KYIV, (Reuters) – Leonid Kravchuk, a former communist who helped sign the Soviet Union’s death warrant and then served as the first president of independent Ukraine, died yesterday at the age of 88.
Volodymyr Zelenskiy, now leading Ukraine as it confronts invading Russian forces, described Kravchuk as a wise leader who guided the country in the chaotic first years of independence from Soviet rule.
“He was a person always able to find wise words and express them in such a way that they were heard by all Ukrainians,” Zelenskiy said in his nightly video address.
“Particularly in times of crisis.

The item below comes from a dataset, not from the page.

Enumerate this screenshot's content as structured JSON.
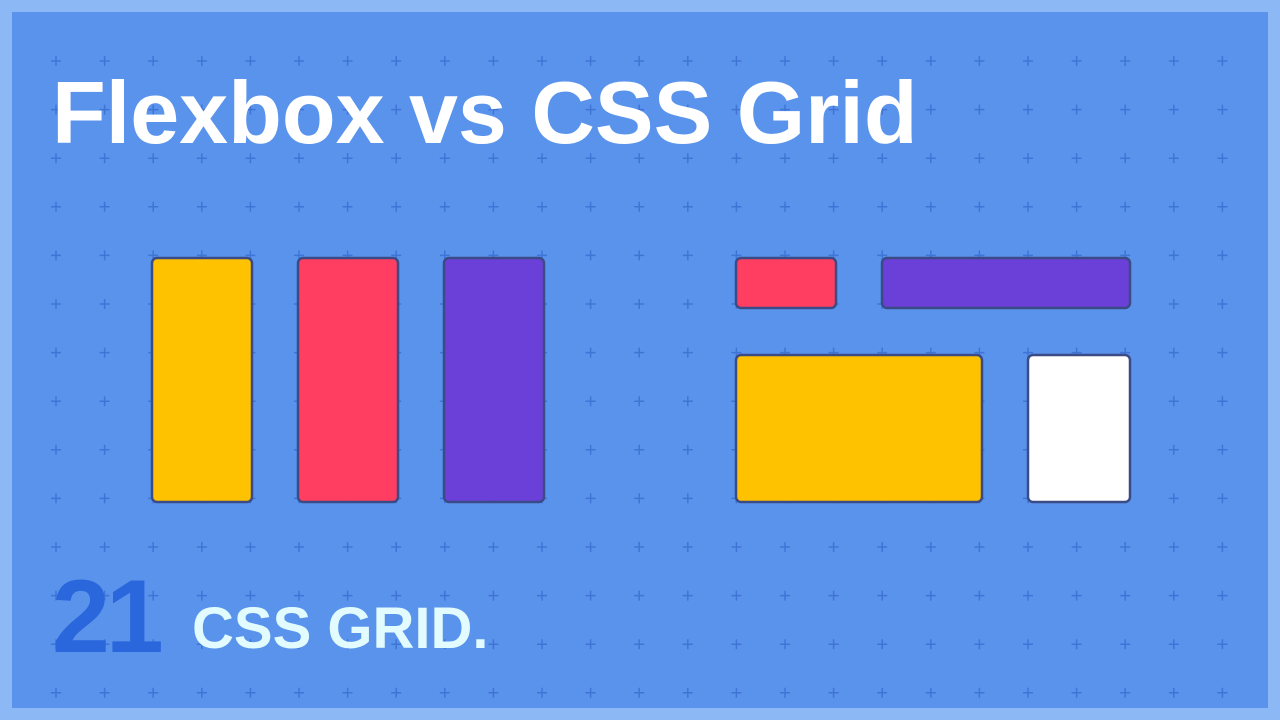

When the future of an entire country can depend on the wisdom of one person.”
Kravchuk, the president said, displayed such wisdom as Ukraine’s national movement gained strength in the late 1980s, culminating in a December 1991 referendum in which more than 90% of voters chose independence.

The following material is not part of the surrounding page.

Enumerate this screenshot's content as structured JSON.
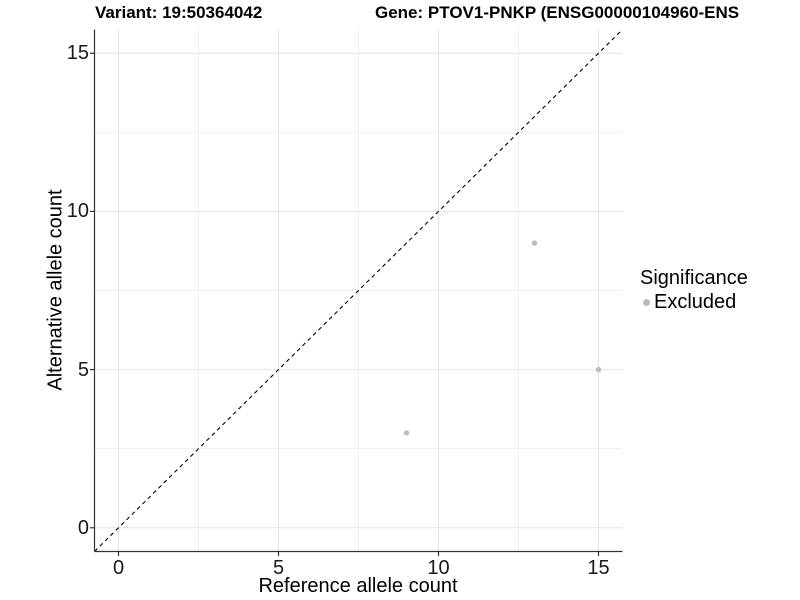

Kravchuk was elected president the same day.
“He acted brilliantly in 1991 and it is only now that appears that things were easy for him,” Zelenskiy said.
Kravchuk became known as the “wily fox” as he rose through the ranks of Ukraine’s Commu-nist Party, taking over as head of parliament in what was then a Soviet republic in 1990.
But he quit the party soon after a failed coup coup against Soviet leader Mikhail Gorbachev in August 1991. Ukraine’s parliament adopted a declaration of independence the same month.
In December 1991, he signed the Belovezha accords with Russian President Boris Yeltsin and Belarusian leader Stanislav Shushkevich, which effectively triggered the Soviet Union’s collapse.
“I understood Ukraine could never be really independent if the USSR still existed,” Kravchuk said. “I came there knowing Ukrainians’ aspirations to be independent. I was fulfilling their will.”
Yeltsin died in 2007 while Shushkevich died last week.